Make sure the young people for whom you are responsible are in a safe place, and put yourself in “time-out” for 3 minutes. This might be your bathroom! Put on a song you like and dance as if no one is watching (since they’re not!), or just breathe quietly. Also, throwing cold water on your wrists and face will bring down our temperature, which can help us cope.

MAKE A LIST: “What is real right now?”

Take a moment to get ahead of your physiological stress response (aka Fight, Flight, Freeze) by taking inventory of what is real. Make a list of “things that are real right now” (pen and paper works; a mental list is fine too)–if anything comes up that is subjective (your opinion or feeling about something) rewrite the observation as an objective (factual) statement.

Example: instead of “my child disrespected me...” write “Thomas left his dirty dish on the counter.
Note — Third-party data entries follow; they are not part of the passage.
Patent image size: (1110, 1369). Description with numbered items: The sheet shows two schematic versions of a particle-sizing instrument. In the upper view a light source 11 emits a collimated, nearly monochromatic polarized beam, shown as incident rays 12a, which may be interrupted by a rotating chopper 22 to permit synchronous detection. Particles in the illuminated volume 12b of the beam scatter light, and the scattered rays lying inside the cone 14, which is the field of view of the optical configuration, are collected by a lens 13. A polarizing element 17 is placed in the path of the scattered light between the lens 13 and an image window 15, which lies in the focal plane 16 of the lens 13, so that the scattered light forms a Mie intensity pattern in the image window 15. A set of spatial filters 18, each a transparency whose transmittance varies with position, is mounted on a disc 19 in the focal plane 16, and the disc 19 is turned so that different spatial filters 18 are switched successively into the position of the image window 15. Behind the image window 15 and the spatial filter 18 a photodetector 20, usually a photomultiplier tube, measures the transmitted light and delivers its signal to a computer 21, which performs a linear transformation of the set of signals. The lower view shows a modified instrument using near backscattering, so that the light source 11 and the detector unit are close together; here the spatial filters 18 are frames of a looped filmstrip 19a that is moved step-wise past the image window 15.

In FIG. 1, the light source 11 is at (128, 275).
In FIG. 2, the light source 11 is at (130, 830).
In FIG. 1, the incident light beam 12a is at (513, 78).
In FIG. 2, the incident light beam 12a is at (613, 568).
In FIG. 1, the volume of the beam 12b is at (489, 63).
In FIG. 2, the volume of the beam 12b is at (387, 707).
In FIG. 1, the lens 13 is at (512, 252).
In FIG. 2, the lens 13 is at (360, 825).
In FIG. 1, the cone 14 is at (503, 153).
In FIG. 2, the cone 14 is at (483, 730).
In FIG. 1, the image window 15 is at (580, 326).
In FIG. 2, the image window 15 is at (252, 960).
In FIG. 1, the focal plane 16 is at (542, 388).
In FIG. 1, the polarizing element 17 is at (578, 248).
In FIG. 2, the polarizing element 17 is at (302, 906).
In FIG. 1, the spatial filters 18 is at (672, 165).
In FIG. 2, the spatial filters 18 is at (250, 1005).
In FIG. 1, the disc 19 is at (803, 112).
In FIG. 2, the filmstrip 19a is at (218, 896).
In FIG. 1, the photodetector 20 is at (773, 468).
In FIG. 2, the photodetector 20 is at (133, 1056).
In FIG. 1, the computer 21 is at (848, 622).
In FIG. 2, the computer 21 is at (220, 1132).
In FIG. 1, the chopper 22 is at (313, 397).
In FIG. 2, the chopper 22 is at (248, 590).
I asked him again to pick it up.” Write the objective “real” version.

MAKE A LIST: “5-4-3-2-1” Anxiety Come-Down

Stop for a moment to assess what you perceive. Create a list of 5 things you can see, then 5 things you can hear, then smell, then taste, then feel. Repeat the sequence of observations with a list of 4 things, then 3 things, and so on down to one thing for each of your senses.

OUTREACH: Contact a Support Person

Now is the time to ask for support, and to provide it also if you feel able to be there for others. We ALL need people we can reach out to, and a safe way to express our emotions. Even a simple text message to a trusted friend, family member or fellow parent can go a long way. You can also build a support network​.

BREATHE: Flower/Candle Technique

Play pretend with your child! Hold up both hands as if you are holding a flower and candle. Using your imagination, “smell” the flower by breathing in through your nose and counting to 4, then blow out the candle with your mouth for a 6-count. Do this with your children 3-4 times, taking deep/slow breaths and counting each time.


Try using positive affirmations such as, “you are stronger than this emotion,” or "you can do hard things." Repeat the affirmations until the negative emotional responses fade out.


Usually our bodies tense when we are in a stressful situation. Give yourself a massage in the area(s) where the tension is the greatest. For example, if your head is throbbing you can try gently massaging your temples, scalp, ears, jaw, neck, and/or shoulders.


Possible Stressors & Suggested Solutions


Your child is moving slowly when completing a chore.


Find creative ways to motivate:

  • Make a game out of the moment; you can time them (age 3+) or pretend that you don't know how to clean up to invite them to include and correct you.
  • Be mindful of how many tasks you give them; one step at a time.
  • Engage in the chore with them; hold the toy container while they put their toys inside.


Your child is screaming / having a meltdown


Control your communication with them instead of trying to control their actions and the outcome:

  • In a lowered but firm tone, explain what you want them to do, don’t budge until it’s completed.
  • If your child continues to yell, explain, "you can sit here till you are done yelling, then tell me what’s wrong in your calm voice." If you sustain your calm tone, your child’s tone will eventually match yours when co-regulating in this way.
  • Bring in reinforcements! If you’re feeling overwhelmed, bring in another family member who your child trusts. Even bringing a family member into the situation via video chat can shift the dynamics.
  • If the situation stays escalated or worsens after a few minutes, consider moving away (even 5-10 feet) from where the incident started and try calm communication again.

Stress Prevention for the Whole Family

  • Take a walk around the block at a specific time each day.
  • Have two set times during the day where no one is engaging with a device; play a game together, cook a meal, or do chores.
  • Take a few minutes out of the day to focus on deep-breathing exercises.
  • Empathize with each other's stressful experiences and offer support.